Sebagai pegawai tetap yang sudah bekerja 11 tahun di The Natsepa Hotel bersama 44 orang lainnya, Valen kecewa dengan kepemimpinan GM Miguel Garcia. Sebab itu, dirinya meminta Miguel yang juga adalah WNA dipecat/diganti dan dipulangkan ke negara asalnya.
“Belum ada pembicaraan soal pesangon karena di-PHK tiba-tiba. Itu pun dipecat dari owner bukan manajemen, GM. Awalnya SP sudah minta pertemuan guna perjuangkan hak pekerja dan lainnya, tapi manajemen tidak mau. Katong sudah ke DPRD Maluku tapi anggota ada pengawasan dan Komnas HAM sarankan baiknya lapor ke LBH dulu,” urainya.
Mengenai masalah itu, wakil ketua komisi I DPRD kota Ambon Mourits Tamaela mengaku, memang The Natsepa Hotel bukan ada diwilayah Kota Ambon dan tidak ada maksud ambil alih kewenangan, tapi adanya aduan masyarakat yang didalamnya mereka adalah warga kota Ambon, terkait sejumlah pelanggaran manajemen hotel.
“Setelah kami dengar aduan mereka, kami anggap sudah menyalahi aturan dan wajib ditindak sesuai UU yang berlaku. Kami juga tidak inginkan karyawan dapat intimidasi dari aksi mogok yang mereka lakukan. Sebab mereka juga dilindungi UU,” tegasnya.
Mourits tegaskan, sesuai UU nomor 11 tahun 2020 tentang Cipta Kerja, PHK tidak bisa dilakukan sepihak oleh perusahaan, sebab ada tahapan dan mekanisme. Tapi hal itu dilanggar. Arogansi manajemen hotel The Natsepa ditunjukkan dan pelanggaran ini fakta.
“Hampir 70 persen karyawan aksi mogok ini karena mereka tidak tahan selama 7 tahun, hak-hak mereka diabaikan dan diintimidasi. Salah satunya terkait pesangon dan kontrak kerja.
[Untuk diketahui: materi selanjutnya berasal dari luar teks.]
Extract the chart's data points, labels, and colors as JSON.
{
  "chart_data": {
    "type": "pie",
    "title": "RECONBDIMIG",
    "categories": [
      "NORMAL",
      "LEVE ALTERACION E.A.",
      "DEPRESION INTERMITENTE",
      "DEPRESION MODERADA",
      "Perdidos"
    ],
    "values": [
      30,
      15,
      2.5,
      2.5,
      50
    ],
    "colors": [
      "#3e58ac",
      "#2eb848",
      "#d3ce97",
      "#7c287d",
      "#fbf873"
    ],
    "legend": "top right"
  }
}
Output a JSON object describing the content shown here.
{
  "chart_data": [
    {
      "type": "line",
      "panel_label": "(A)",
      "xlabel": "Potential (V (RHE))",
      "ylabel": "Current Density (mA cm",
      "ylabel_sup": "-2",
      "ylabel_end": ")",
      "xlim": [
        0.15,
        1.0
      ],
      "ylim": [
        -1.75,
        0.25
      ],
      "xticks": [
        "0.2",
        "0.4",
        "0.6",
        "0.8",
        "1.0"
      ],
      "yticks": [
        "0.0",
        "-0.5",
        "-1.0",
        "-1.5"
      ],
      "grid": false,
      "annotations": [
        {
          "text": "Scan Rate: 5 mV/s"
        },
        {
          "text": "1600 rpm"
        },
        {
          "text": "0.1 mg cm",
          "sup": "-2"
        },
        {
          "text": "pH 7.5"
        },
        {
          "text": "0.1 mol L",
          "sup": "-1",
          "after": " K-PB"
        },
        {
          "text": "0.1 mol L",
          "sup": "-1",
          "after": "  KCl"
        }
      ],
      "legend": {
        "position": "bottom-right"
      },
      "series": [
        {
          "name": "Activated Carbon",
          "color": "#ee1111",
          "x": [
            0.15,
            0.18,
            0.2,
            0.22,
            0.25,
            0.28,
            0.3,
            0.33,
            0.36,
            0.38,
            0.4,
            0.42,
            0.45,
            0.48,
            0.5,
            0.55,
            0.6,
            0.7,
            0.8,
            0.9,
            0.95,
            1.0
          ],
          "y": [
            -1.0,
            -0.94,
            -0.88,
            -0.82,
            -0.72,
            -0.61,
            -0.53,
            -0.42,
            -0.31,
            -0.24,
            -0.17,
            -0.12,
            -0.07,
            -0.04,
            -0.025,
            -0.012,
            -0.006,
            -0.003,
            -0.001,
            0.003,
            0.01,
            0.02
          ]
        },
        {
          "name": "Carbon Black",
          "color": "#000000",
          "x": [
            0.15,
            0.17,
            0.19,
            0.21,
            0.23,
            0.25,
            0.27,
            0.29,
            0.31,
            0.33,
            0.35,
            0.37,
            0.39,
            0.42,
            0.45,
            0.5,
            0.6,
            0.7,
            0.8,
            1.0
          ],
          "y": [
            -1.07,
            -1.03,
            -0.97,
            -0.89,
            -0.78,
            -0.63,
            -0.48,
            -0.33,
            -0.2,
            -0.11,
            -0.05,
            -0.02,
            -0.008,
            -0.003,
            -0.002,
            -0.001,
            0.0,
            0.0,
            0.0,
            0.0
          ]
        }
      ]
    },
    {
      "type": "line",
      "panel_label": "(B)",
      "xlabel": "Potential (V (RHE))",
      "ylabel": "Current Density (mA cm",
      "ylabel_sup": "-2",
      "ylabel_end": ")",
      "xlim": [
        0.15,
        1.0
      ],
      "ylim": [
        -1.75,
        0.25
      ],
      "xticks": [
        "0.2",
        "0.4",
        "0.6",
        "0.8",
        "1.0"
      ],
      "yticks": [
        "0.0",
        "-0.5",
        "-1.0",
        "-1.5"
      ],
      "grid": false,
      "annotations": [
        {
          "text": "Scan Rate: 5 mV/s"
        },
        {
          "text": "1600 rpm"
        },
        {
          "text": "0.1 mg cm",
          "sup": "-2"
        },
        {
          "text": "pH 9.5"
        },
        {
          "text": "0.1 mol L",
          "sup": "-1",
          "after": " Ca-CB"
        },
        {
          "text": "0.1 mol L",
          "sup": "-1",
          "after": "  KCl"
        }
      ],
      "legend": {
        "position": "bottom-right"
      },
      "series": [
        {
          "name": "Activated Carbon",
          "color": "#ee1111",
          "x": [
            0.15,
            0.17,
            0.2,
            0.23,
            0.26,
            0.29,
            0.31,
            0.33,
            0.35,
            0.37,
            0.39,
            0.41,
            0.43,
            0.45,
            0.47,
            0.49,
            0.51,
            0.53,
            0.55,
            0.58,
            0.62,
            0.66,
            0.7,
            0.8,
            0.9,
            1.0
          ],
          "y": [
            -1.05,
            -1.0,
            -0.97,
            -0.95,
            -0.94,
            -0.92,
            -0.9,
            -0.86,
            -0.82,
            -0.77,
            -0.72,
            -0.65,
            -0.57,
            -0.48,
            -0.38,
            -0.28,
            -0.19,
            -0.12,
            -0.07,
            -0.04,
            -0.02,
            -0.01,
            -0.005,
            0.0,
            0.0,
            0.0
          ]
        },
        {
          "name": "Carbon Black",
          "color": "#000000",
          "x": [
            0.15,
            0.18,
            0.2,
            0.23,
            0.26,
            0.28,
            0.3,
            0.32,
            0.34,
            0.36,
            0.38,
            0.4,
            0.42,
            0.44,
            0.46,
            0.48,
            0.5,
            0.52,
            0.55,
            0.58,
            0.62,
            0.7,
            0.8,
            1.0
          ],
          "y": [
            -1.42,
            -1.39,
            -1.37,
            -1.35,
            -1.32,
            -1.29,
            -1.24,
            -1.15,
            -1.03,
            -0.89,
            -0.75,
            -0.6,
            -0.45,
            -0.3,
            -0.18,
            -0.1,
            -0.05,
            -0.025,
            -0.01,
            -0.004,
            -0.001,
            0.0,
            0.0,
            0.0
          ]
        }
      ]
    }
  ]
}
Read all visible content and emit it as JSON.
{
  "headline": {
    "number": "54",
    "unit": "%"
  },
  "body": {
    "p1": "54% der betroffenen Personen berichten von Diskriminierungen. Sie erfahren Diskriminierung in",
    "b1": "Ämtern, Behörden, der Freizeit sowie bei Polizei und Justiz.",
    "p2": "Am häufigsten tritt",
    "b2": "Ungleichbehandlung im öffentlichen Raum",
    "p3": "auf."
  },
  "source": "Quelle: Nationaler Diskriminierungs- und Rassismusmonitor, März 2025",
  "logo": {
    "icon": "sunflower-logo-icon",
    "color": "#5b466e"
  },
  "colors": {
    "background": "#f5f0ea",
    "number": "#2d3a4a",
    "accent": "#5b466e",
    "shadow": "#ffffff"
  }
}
Kontrak kerja mereka yang sudah jalan 2-3 tahun diputihkan, seakan-akan mereka harus lakukan kontrak baru,” tukas politisi NasDem.
Padahal menurut dia, sesuai ketentuan UU nomor 11 tahun 2020, bahwa karyawan yang sudah 2 tahun kerja dan bisa diperpanjang 1 tahun, setelah itu perusahaan wajib menetapkan mereka sebagai karyawan tetap. Hal itulah yang dihindari perusahaan sehingga diduplikasi, diputihkan.
“Itu pelanggaran. Hal-hal prinsip itu juga pasti berpengaruh ke upah mereka. Mereka sudah bekerja paling rendah 3 tahun bahkan 10 tahun. Bahkan saat mereka selalu ingin bersuara tapi diintimidasi. Misalnya soal SP, itu sesuai UU. Tapi manajemen anggap SP dibentuk untuk mau atur perusahaan, padahal tidak,” imbuhnya.
“Pertanyaannya, apakah GM yang adalah WNA itu dia mengerti UU tentang Cipta Kerja di Indonesia atau tidak?. Jangan dia semena-mena ambil kebijakan untuk kejar profit semata tanpa melihat hal-hal prinsip itu,” lanjut Mourits.
Komisi I meski bukan miliki kewenangan, tambah Mourits, akan memperjuangkan masalah ini ke DPRD dan pemerintah provinsi bahkan ke pusat lewat pressure politik fraksi dan partai. Apalagi ada dugaan kejahatan terselubung dibuat manajemen hotel dan Disnakertrans provinsi.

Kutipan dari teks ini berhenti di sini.